Alioth: A Machine Learning Based Interference-Aware Performance Monitor for Multi-Tenancy Applications in Public Cloud
This addresses the challenge for cloud providers in detecting and mitigating interference without access to application-level data, though it is incremental in applying existing ML techniques to a specific domain.
The paper tackles the problem of performance degradation due to co-location interference in multi-tenant public clouds by proposing Alioth, a machine learning framework that monitors application performance using low-level metrics, achieving an average mean absolute error of 5.29% offline and 10.8% on unseen applications.

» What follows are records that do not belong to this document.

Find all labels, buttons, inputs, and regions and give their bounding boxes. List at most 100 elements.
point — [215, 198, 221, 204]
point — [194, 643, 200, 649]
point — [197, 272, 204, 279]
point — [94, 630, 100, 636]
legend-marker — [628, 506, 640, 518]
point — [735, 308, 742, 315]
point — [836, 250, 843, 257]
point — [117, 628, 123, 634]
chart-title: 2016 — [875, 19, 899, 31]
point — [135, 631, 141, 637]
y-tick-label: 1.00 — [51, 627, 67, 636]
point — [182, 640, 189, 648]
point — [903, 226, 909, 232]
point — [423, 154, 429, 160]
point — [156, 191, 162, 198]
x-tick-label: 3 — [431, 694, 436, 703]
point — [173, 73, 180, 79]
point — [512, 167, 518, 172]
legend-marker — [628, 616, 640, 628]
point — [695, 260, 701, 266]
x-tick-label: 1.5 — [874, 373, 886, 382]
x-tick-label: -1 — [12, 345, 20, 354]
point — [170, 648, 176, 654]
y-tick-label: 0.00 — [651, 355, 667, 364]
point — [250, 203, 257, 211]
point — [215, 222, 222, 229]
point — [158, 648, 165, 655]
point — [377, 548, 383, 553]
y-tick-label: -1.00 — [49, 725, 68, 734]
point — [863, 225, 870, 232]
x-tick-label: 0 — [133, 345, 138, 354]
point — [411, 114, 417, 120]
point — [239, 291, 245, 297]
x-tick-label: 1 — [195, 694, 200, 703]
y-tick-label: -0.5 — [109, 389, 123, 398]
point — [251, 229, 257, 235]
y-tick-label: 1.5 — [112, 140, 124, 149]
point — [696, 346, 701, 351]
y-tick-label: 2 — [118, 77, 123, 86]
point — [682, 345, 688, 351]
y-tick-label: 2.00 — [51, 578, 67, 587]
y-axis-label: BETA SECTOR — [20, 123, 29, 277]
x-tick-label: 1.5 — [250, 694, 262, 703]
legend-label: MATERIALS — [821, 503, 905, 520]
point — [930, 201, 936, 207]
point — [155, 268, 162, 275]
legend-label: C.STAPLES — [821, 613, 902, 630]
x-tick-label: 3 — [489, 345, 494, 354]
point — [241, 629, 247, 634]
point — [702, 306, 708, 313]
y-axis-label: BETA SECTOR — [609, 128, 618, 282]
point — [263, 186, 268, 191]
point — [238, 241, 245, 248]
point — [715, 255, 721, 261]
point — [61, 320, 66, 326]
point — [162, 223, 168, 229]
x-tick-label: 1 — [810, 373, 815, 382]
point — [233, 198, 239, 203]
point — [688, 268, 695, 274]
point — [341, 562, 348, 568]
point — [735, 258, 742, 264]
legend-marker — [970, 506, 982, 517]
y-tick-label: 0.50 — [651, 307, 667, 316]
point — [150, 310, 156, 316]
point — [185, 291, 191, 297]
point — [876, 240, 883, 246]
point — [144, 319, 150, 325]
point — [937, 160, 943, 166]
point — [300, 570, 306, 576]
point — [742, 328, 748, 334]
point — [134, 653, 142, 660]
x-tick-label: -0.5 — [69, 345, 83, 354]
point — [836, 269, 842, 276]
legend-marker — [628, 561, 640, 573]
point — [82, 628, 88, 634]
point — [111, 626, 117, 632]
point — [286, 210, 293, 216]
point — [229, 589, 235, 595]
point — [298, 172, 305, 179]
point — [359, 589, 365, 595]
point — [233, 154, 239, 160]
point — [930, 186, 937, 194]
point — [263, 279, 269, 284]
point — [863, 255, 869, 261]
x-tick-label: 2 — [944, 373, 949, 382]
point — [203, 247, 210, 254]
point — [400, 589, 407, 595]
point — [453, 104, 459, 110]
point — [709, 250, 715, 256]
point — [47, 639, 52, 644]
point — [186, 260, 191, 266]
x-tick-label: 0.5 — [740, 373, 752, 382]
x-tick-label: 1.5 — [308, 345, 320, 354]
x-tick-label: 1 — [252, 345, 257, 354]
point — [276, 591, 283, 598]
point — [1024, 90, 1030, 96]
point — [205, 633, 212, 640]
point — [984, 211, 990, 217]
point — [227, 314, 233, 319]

Multi-tenancy in public clouds may lead to co-location interference on shared resources, which possibly results in performance degradation of cloud applications. Cloud providers want to know when such events happen and how serious the degradation is, to perform interference-aware migrations and alleviate the problem. However, virtual machines (VM) in Infrastructure-as-a-Service public clouds are black-boxes to providers, where application-level performance information cannot be acquired. This makes performance monitoring intensely challenging as cloud providers can only rely on low-level metrics such as CPU usage and hardware counters. We propose a novel machine learning framework, Alioth, to monitor the performance degradation of cloud applications. To feed the data-hungry models, we first elaborate interference generators and conduct comprehensive co-location experiments on a testbed to build Alioth-dataset which reflects the complexity and dynamicity in real-world scenarios. Then we construct Alioth by (1) augmenting features via recovering low-level metrics under no interference using denoising auto-encoders, (2) devising a transfer learning model based on domain adaptation neural network to make models generalize on test cases unseen in offline training, and (3) developing a SHAP explainer to automate feature selection and enhance model interpretability. Experiments show that Alioth achieves an average mean absolute error of 5.29% offline and 10.8% when testing on applications unseen in the training stage, outperforming the baseline methods. Alioth is also robust in signaling quality-of-service violation under dynamicity. Finally, we demonstrate a possible application of Alioth's interpretability, providing insights to benefit the decision-making of cloud operators. The dataset and code of Alioth have been released on GitHub.